Entre Thomasin de The Witch, Morgan du film éponyme, et maintenant Casey de Split, vos personnages se ressemblent beaucoup : des adolescentes mutiques, renfermées et qui cachent en elles un traumatisme…

Ce qui est drôle, c’est que j’aurais rêvé jouer des personnages fous et excentriques comme Hit-Girl dans Kick-Ass, mais pourtant, à chaque fois que je lis un scénario et qu’il a un personnage enfermé dans un monde sombre, je me dis, comme une évidence, que c’est un rôle pour moi.

C’est le travail psychologique sur les personnages qui vous attire ?

Je pense. Le personnage de Casey dans Split a dû se construire un monde intérieur incroyablement profond pour survivre à son traumatisme et à la violence du monde extérieur. Tout le travail est intérieur, et pour moi c’est fascinant. D’ailleurs, ça a fini par me changer moi-même : j’ai toujours été très bavarde et aujourd’hui je peux passer de longs moments silencieuse, comme Casey.

Avant de participer au casting de The Witch, vous aviez auditionné pour le rôle de la Belle au Bois Dormant dans Maléfique, autre production Disney, sans être retenue. Pensez-vous que votre carrière aurait été différente si vous étiez entrée dans le monde du cinéma par la porte du blockbuster hollywoodien plutôt que par celle du film indépendant ?

Oui, complétement. The Witch a radicalement changé ma vie. Les gens que j’ai rencontrés pendant cette aventure, le réalisateur, les acteurs, sont devenus ma famille. Nous sommes restés très liés, plusieurs années encore après le tournage. Je suis très curieuse, et j’adorerais travailler sur un blockbuster, un film de super-héros par exemple. Mais d’une certaine manière, je me sens plus proche du cinéma indépendant. D’ailleurs, le dernier film que j’ai tourné, Thoroughbred de Cory Finley vient d’être présenté au Festival de Sundance – que j’adore. Je ne fais pas de stratégie de carrière, j’ai envie de tourner dans des films que je suis fière de défendre. J’adorerais travailler avec Damien Chazelle, par exemple. Je suis fan de Whiplash, que j’ai vu deux fois de suite. C’est une des plus grandes expériences de cinéma que j’aie vécues.
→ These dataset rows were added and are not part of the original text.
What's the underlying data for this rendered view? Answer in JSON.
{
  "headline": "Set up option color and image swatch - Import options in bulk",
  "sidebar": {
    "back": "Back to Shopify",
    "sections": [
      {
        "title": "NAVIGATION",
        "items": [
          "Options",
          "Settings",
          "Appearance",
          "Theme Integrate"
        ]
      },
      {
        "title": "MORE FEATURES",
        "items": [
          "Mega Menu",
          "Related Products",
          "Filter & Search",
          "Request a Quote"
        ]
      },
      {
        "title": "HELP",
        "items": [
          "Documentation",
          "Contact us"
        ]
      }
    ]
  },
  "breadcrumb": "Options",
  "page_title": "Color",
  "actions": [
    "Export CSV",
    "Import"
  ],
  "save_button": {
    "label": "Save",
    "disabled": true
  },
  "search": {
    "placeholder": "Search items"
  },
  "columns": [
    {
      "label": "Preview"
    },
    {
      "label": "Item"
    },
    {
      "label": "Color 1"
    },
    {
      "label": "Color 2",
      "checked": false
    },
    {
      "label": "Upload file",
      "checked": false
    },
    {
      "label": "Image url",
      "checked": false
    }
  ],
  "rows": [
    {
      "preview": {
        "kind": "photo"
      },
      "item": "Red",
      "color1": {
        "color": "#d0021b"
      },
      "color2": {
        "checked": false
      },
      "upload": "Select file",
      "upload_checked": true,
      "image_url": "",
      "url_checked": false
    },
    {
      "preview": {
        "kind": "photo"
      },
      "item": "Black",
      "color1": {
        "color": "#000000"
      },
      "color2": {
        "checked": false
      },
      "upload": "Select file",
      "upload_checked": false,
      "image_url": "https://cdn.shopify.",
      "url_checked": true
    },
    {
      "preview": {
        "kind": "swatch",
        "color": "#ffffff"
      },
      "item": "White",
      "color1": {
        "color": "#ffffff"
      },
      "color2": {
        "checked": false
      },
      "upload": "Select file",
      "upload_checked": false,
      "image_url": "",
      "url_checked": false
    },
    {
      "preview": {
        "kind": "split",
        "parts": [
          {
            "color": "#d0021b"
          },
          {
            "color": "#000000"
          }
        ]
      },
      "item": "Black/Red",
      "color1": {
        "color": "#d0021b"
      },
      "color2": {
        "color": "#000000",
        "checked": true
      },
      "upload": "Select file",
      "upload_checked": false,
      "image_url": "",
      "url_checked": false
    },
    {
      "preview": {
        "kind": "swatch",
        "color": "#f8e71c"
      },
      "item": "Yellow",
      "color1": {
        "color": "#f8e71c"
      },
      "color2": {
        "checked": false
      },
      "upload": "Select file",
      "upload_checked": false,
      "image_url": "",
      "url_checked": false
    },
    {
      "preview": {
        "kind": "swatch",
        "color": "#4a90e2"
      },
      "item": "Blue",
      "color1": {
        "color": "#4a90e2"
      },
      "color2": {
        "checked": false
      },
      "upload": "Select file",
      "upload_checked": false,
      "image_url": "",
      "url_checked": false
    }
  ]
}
Avant de connaître le succès en tant qu’actrice, vous étiez danseuse de ballet. Comment s’est opérée la transition ?

Aussi loin que je me souvienne, j’ai toujours rêvé d’être une actrice. Pour moi, être danseuse de ballet, c’était déjà être actrice. Il n’y a que des mouvements et pas de paroles, mais c’est simplement une autre manière de raconter une histoire. Puis le cinéma s’est imposé. Je me souviens de ma première expérience sur plateau, pour la comédie Vampire Academy en 2013. Je n’avais qu’une seule journée de tournage, et mon rôle a finalement été coupébau montage. C’était un tout petit rôle, mais à la fin de journée, quand j’ai rejoint ma loge, tout mon corps tremblait, j’étais presque en état de choc ! J’avais jusque-là une vision très abstraite du métier de comédien, mais quand j’ai vu l’ambiance du plateau, l’immense équipe qui s’agite, toute la machinerie, j’ai su que c’était là que je voulais passer ma vie. Que j’étais faite pour ça.
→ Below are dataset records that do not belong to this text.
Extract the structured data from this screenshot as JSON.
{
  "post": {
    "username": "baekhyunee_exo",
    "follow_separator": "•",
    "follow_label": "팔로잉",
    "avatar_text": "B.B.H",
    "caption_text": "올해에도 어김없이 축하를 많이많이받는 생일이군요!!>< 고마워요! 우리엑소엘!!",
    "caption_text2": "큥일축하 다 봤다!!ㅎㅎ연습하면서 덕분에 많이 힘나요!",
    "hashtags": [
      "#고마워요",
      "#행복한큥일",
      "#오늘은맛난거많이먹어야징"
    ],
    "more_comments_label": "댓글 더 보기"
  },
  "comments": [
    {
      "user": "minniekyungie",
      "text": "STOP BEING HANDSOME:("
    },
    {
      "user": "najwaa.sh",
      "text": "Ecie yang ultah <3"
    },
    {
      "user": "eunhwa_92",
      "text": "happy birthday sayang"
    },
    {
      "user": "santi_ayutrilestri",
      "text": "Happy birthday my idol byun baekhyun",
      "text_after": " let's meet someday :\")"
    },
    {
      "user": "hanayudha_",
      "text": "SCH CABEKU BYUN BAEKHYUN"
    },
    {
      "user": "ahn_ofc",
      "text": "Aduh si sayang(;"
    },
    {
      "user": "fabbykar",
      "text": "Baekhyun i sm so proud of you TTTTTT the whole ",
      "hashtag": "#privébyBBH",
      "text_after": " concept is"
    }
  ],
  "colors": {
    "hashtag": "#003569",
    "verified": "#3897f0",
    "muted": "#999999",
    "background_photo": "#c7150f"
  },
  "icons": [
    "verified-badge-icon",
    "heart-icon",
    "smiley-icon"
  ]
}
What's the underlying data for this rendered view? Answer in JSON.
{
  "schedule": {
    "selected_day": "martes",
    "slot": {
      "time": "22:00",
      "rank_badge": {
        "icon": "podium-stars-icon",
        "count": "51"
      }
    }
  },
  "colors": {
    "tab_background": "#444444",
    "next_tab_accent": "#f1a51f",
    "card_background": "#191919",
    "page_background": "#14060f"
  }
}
Ça ne vous manque pas, la danse, le ballet ?

Si, bien sûr ! La danse est un travail si complexe qu’il est impossible de penser à autre chose. Quand je danse, tout mon esprit est focalisé sur mes mouvements, et ça me permet de me recentrer, de méditer. J’aimerais pouvoir trouver le moyen de conjuguer le métier d’actrice de cinéma et de danseuse. Mais à nouveau, ces deux mondes ne sont pas si opposés. Le travail sur le personnage de Casey dans Split était surtout un travail sur le silence. Et la préparation de ce personnage était assez proche de celle d’un personnage de ballet, en un sens.

Vous n’avez pas fait d’école de théâtre, ou de cinéma. Depuis que vous êtes comédienne professionnelle, comment se passe votre formation au métier d’actrice ?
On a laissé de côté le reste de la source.